SAN BENEDETTO DEL TRONTO – La Regione Marche si è attivata per contrastare l’erosione delle sponde del Torrente Albula, a cavallo tra i comuni di San Benedetto del Tronto e Acquaviva Picena, che mette a rischio la tenuta della carreggiata stradale. Mercoledì 17, infatti, è stato eseguito un sopralluogo tecnico per verificare lo stato delle criticità. Sopralluogo a cui hanno partecipato il Vice Presidente del Gruppo PD in Consiglio regionale, Fabio Urbinati, il Dirigente della Struttura Difesa del suolo e autorità di bacino della Regione Marche, Marcello Principi ed il sindaco di Acquaviva Picena, Pierpaolo Rosetti.

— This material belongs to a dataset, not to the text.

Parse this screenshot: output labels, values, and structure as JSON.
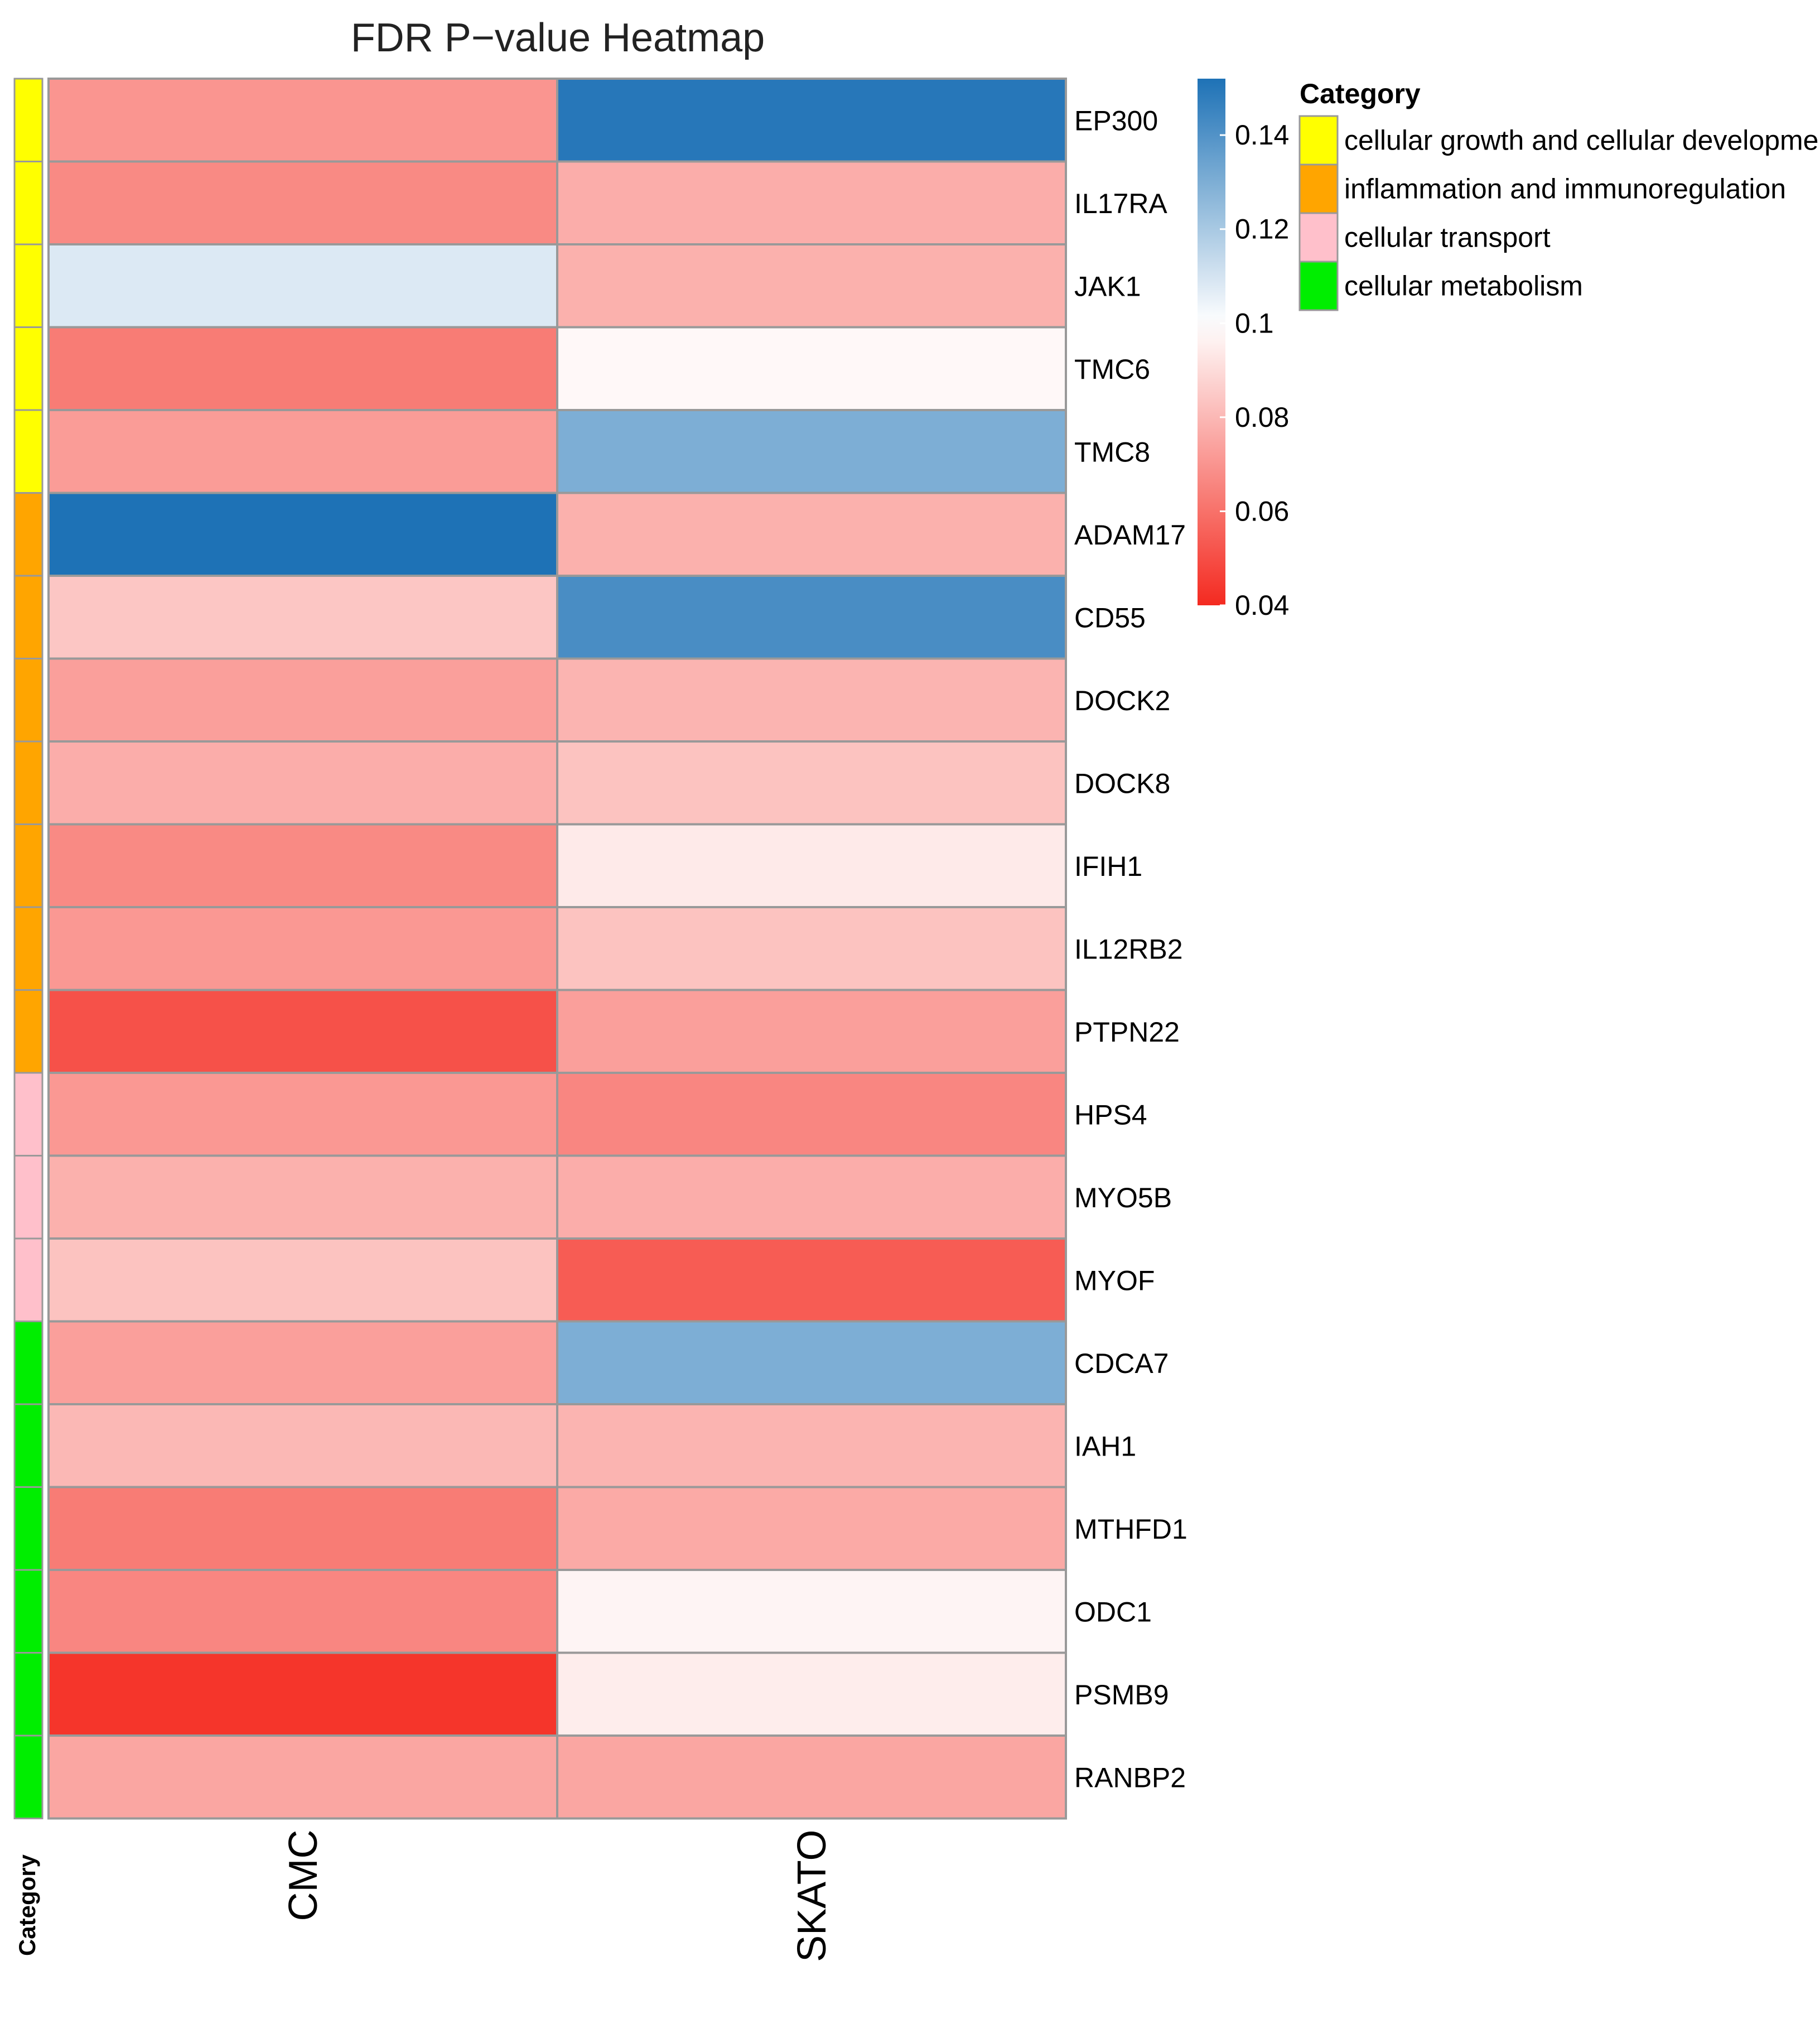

“La ricognizione effettuata del tratto lungo cui scorre il Torrente Albula – spiega il consigliere regionale sambenedettese, Fabio Urbinati – ci ha permesso di valutare il livello di criticità dell’erosione spondale, che in alcuni tratti ha già provocato l’arretramento della sottoscarpata stradale e in altri addirittura il crollo della carreggiata, oltre ad aver scoperto la rete elettrica sottostante che corre lungo la sede stradale. La zona interessata da questo fenomeno di erosione – prosegue ancora Urbinati – è una zona sia residenziale che artigianale. Dunque, si intuisce la necessità di intervenire per la messa in sicurezza dell’area e mi attiverò in prima persona in Regione per ottenere delle risorse che consentano di trovare una soluzione”.

Soddisfatto per l’attenzione dimostrata dalla Regione Marche anche il sindaco di Acquaviva Picena, uno dei territori su cui insiste la criticità erosiva. “Ringrazio per l’impegno e la tempestività con cui è intervenuta la Regione, con il consigliere regionale Urbinati e con il dirigente Principi, per verificare la situazione di criticità venutasi a creare nei pressi del Torrente Albula – dice il primo cittadino di Acquaviva Picena, Pierpaolo Rosetti –. Una dimostrazione di attenzione per una zona industriale che va assolutamente tutelata. È chiaro che i finanziamenti necessari per la messa in sicurezza dell’area non sono a portata comunale, ma vanno coinvolti anche la Regione e il Consorzio di Bonifica, gli enti cioè preposti a risolvere le situazioni di dissesto e a prendersi cura degli argini dei torrenti. La preoccupazione dei  cittadini è comprensibile, ma la zona è oggetto della nostra attenzione e ci stiamo adoperando per trovare una soluzione sinergica”.